Is it just me, or is everyone a bit underwhelmed by the prospect of May 21stfederal election? Where are the brave, ground breaking, socially challenging, progressive policies?

Last time we went to the polls, Labor brought over 200 divergent policies to the electorate, most notably proposed changes to negative gearing and Capital Gains Tax laws that would have had substantive impacts on property markets across Australia.

This time, after their surprise loss in the 2019 election, Labor has ditched this, along with a raft of other policies in favour of “not being the government”.

It is the first time since 2013 that both major parties have guaranteed support for retaining negative gearing. Some may recall that in 1985, the Hawke government ditched negative gearing. It was back again in 1987 off the back of rent increases in the major cities. Sydney rents rose a remarkable 57.2 percent, Perth rents shot up 38.2 percent and rents in Brisbane rose 32 percent during the 18-month period.

There is a direct relationship between stable and affordable rents and negative gearing tax settings.

Disincentivising investors to buy residential homes always leads to investors looking elsewhere; the share market, superannuation, commercial property, overseas and businesses. The result is supply constraint in the residential property sector which causes rents to rise through competition from the demand side.

In 2019, the Real Estate Institute of Australia (REIA) ran a campaign that reached 10.5 million voters to highlight the risks of ditching negative gearing. This time around, vacancy rates across Australia are about 1 percent, well below the market equilibrium of 3 percent, meaning supply of rental stock is already constrained.

Changes to tax laws at this stage in the market cycle would have seriously damaged rental affordability. REIA’s latest Housing Affordability Report shows the proportion of family income needed to meet rent payments is at 23 percent, up a smidge from 22.7 percent a year earlier. Perth remains the most affordable place to rent in Australia with families paying 19.8 percent of wages for rent. Spare a thought for Tasmanians who are paying 30.1 percent of their income on rent.
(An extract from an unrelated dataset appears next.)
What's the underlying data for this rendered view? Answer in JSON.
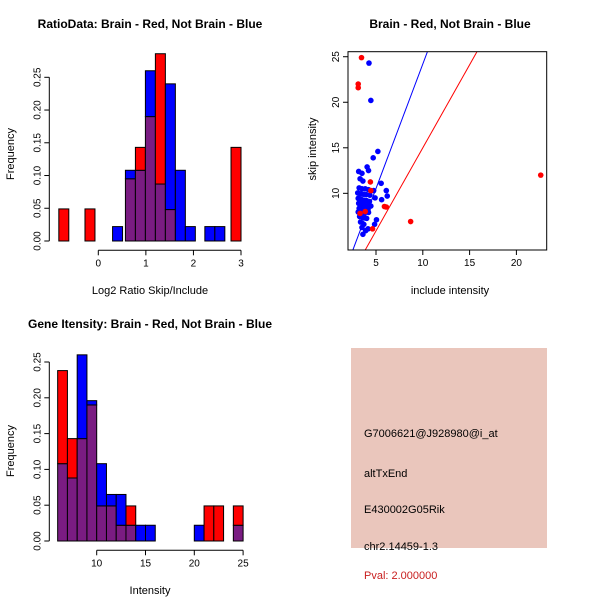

27 percent of all housing stock in Australia is privately owned rental homes. 70 percent is owned or being paid off and 3 percent is social housing delivered by mostly state governments.

Protecting and encouraging more investment in the 27 percent grouping is critically important if we want to provide more affordable rental homes in Australia. Labor’s decision to ditch changes to negative gearing laws is a step in that direction.

Now we need state governments to desist in making changes to state tenancy laws that further dilutes the rights of property owners in favour of tenants. There must be a practical balance between the rights and obligations of tenants and landlords if we are to increase rental housing stock in Australia and keep rents affordable.